Lula reforça agenda de exercícios para dissipar rumores sobre sucessão em 2026

Presidente intensifica aparições públicas praticando atividades físicas e aposta na imagem de vigor para reafirmar pré-candidatura à reeleição

O presidente Luiz Inácio Lula da Silva adotou uma estratégia clara para combater as recentes especulações de bastidores sobre uma possível desistência da corrida eleitoral de 2026: a exposição de sua vitalidade física. Nas últimas semanas, o chefe do Executivo aumentou consideravelmente a frequência de registros em que aparece correndo, realizando exercícios de musculação ou caminhando de forma vigorosa durante agendas oficiais e em momentos de lazer no Palácio da Alvorada.

A mudança na comunicação visual ocorre após um período em que aliados e adversários políticos debateram intensamente a possibilidade de o PT buscar um nome alternativo para a sucessão presidencial, citando o fator idade e o desgaste natural do cargo. Ao postar vídeos de seus treinos matinais e até simular pequenas corridas ao chegar em eventos públicos, Lula tenta passar uma mensagem direta de que possui condições físicas e disposição mental para enfrentar uma nova campanha e um eventual segundo mandato consecutivo.

Fontes próximas à presidência afirmam que a rotina de exercícios tem sido tratada como prioridade na agenda, não apenas por recomendação médica, mas como uma ferramenta política de marketing. "O presidente quer mostrar que está com 'tesão' pela política e que a saúde não será um impeditivo para os seus planos", afirma um interlocutor do Palácio do Planalto.
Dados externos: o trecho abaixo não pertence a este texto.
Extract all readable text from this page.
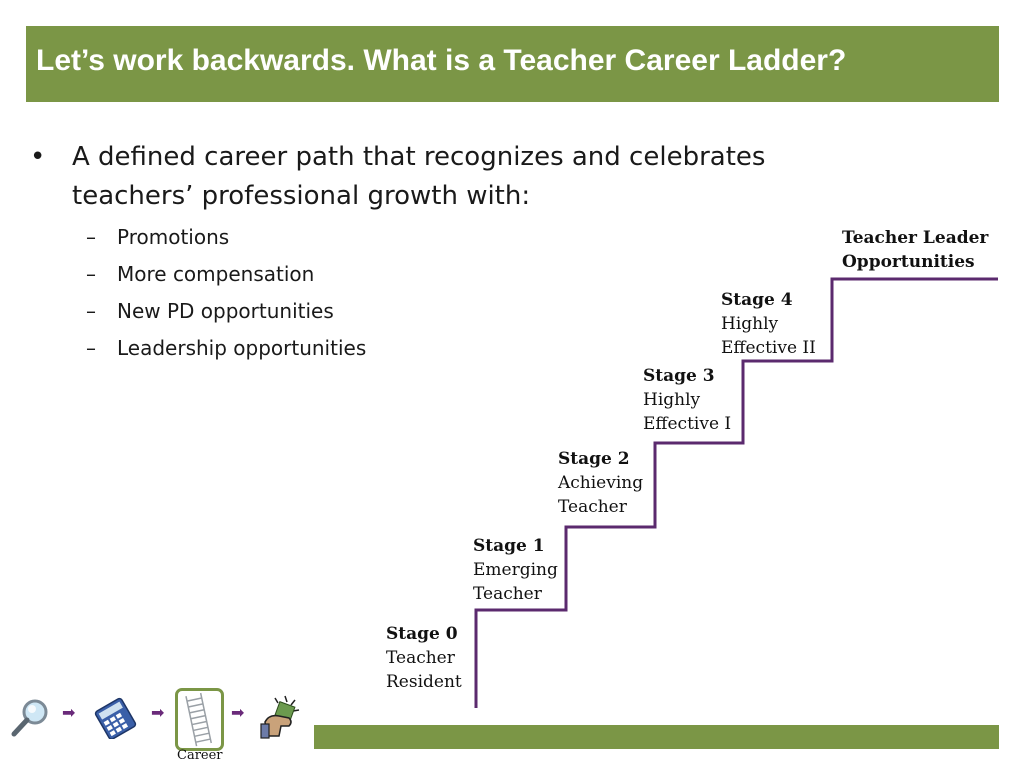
Let’s work backwards. What is a Teacher Career Ladder?
• A defined career path that recognizes and celebrates teachers’ professional growth with:
– Promotions
– More compensation
– New PD opportunities
– Leadership opportunities
Stage 0
Teacher
Resident
Stage 1
Emerging
Teacher
Stage 2
Achieving
Teacher
Stage 3
Highly
Effective I
Stage 4
Highly
Effective II
Teacher Leader
Opportunities
➡	➡
Career
➡
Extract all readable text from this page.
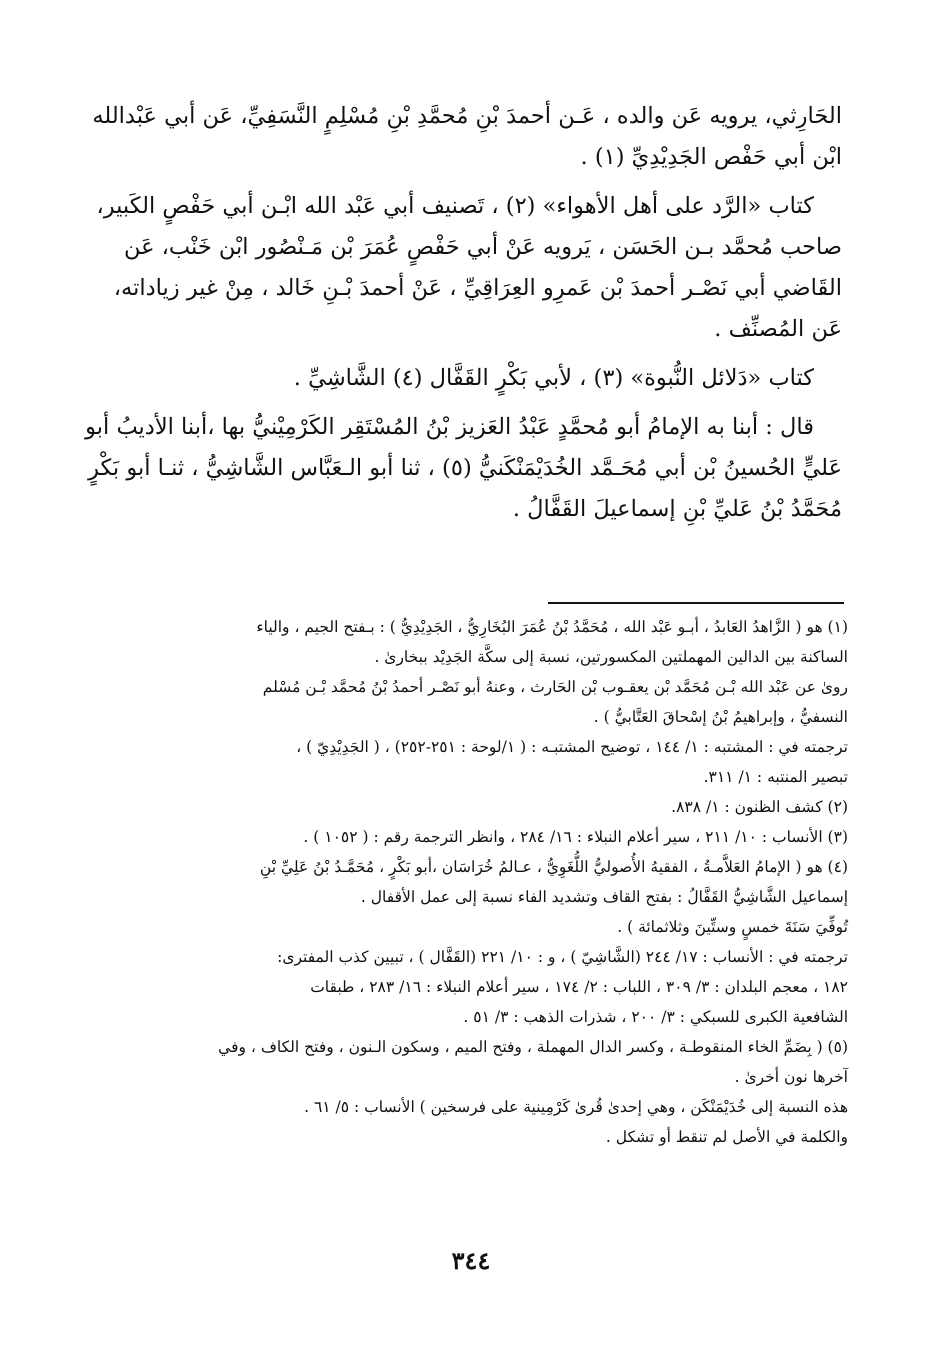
الحَارِثي، يرويه عَن والده ، عَـن أحمدَ بْنِ مُحمَّدِ بْنِ مُسْلِمٍ النَّسَفِيِّ، عَن أبي عَبْدالله
ابْن أبي حَفْص الجَدِيْدِيِّ (١) .

كتاب «الرَّد على أهل الأهواء» (٢) ، تَصنيف أبي عَبْد الله ابْـن أبي حَفْصٍ الكَبير،

صاحب مُحمَّد بـن الحَسَن ، يَرويه عَنْ أبي حَفْصٍ عُمَرَ بْن مَـنْصُور ابْن خَنْب، عَن
القَاضي أبي نَصْـر أحمدَ بْن عَمرِو العِرَاقِيِّ ، عَنْ أحمدَ بْـنِ خَالد ، مِنْ غير زياداته،
عَن المُصنِّف .

كتاب «دَلائل النُّبوة» (٣) ، لأبي بَكْرٍ القَفَّال (٤) الشَّاشِيِّ .

قال : أبنا به الإمامُ أبو مُحمَّدٍ عَبْدُ العَزيز بْنُ المُسْتَقِر الكَرْمِيْنيُّ بها ،أبنا الأديبُ أبو

عَليٍّ الحُسينُ بْن أبي مُحَـمَّد الخُدَيْمَنْكَنيُّ (٥) ، ثنا أبو الـعَبَّاس الشَّاشِيُّ ، ثنـا أبو بَكْرٍ
مُحَمَّدُ بْنُ عَليِّ بْنِ إسماعيلَ القَفَّالُ .

(١) هو ( الزَّاهدُ العَابدُ ، أبـو عَبْد الله ، مُحَمَّدُ بْنُ عُمَرَ البُخَارِيُّ ، الجَدِيْدِيُّ ) : بـفتح الجيم ، والياء
الساكنة بين الدالين المهملتين المكسورتين، نسبة إلى سكَّة الجَدِيْد ببخارىٰ .

روىٰ عن عَبْد الله بْـن مُحَمَّد بْن يعقـوب بْن الحَارث ، وعنهُ أبو نَصْـر أحمدُ بْنُ مُحمَّد بْـن مُسْلم
النسفيُّ ، وإبراهيمُ بْنُ إسْحاقَ العَتَّابيُّ ) .

ترجمته في : المشتبه : ١/ ١٤٤ ، توضيح المشتبـه : ( ١/لوحة : ٢٥١-٢٥٢) ، ( الجَدِيْدِيّ ) ،
تبصير المنتبه : ١/ ٣١١.

(٢) كشف الظنون : ١/ ٨٣٨.

(٣) الأنساب : ١٠/ ٢١١ ، سير أعلام النبلاء : ١٦/ ٢٨٤ ، وانظر الترجمة رقم : ( ١٠٥٢ ) .

(٤) هو ( الإمامُ العَلاَّمـةُ ، الفقيهُ الأُصوليُّ اللُّغَوِيُّ ، عـالمُ خُرَاسَان ،أبو بَكْرٍ ، مُحَمَّـدُ بْنُ عَلِيِّ بْنِ
إسماعيل الشَّاشِيُّ القَفَّالُ : بفتح القاف وتشديد الفاء نسبة إلى عمل الأقفال .
تُوفِّيَ سَنَةَ خمسٍ وستِّينَ وثلاثمائة ) .

ترجمته في : الأنساب : ١٧/ ٢٤٤ (الشَّاشِيّ ) ، و : ١٠/ ٢٢١ (القَفَّال ) ، تبيين كذب المفترى:
١٨٢ ، معجم البلدان : ٣/ ٣٠٩ ، اللباب : ٢/ ١٧٤ ، سير أعلام النبلاء : ١٦/ ٢٨٣ ، طبقات
الشافعية الكبرى للسبكي : ٣/ ٢٠٠ ، شذرات الذهب : ٣/ ٥١ .

(٥) ( بِضَمِّ الخاء المنقوطـة ، وكسر الدال المهملة ، وفتح الميم ، وسكون الـنون ، وفتح الكاف ، وفي
آخرها نون أخرىٰ .

هذه النسبة إلى خُدَيْمَنْكَن ، وهي إحدىٰ قُرىٰ كَرْمِينية على فرسخين ) الأنساب : ٥/ ٦١ .
والكلمة في الأصل لم تنقط أو تشكل .

٣٤٤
A narrativa busca contrastar com a imagem de fadiga que costuma atingir líderes mundiais em regimes de alta pressão, reforçando o discurso de que ele continua sendo o nome mais competitivo da esquerda.

Além do impacto interno, a demonstração de vigor visa acalmar o mercado financeiro e investidores internacionais, transmitindo estabilidade institucional. A estratégia de usar a atividade física como palanque político não é inédita, mas ganha contornos decisivos no atual cenário brasileiro, onde a personalização da liderança é um pilar central da sustentação do governo.

Apesar da ofensiva de imagem, a oposição mantém o foco em críticas à gestão econômica e questiona se a "vitalidade das redes sociais" se traduzirá em eficiência administrativa nos próximos meses. Por enquanto, o plano do Alvorada parece estar funcionando para estancar as discussões sobre substituição na chapa: no PT, o discurso de que "Lula é o candidato natural" voltou a ser unânime, blindado pelas imagens do presidente em movimento.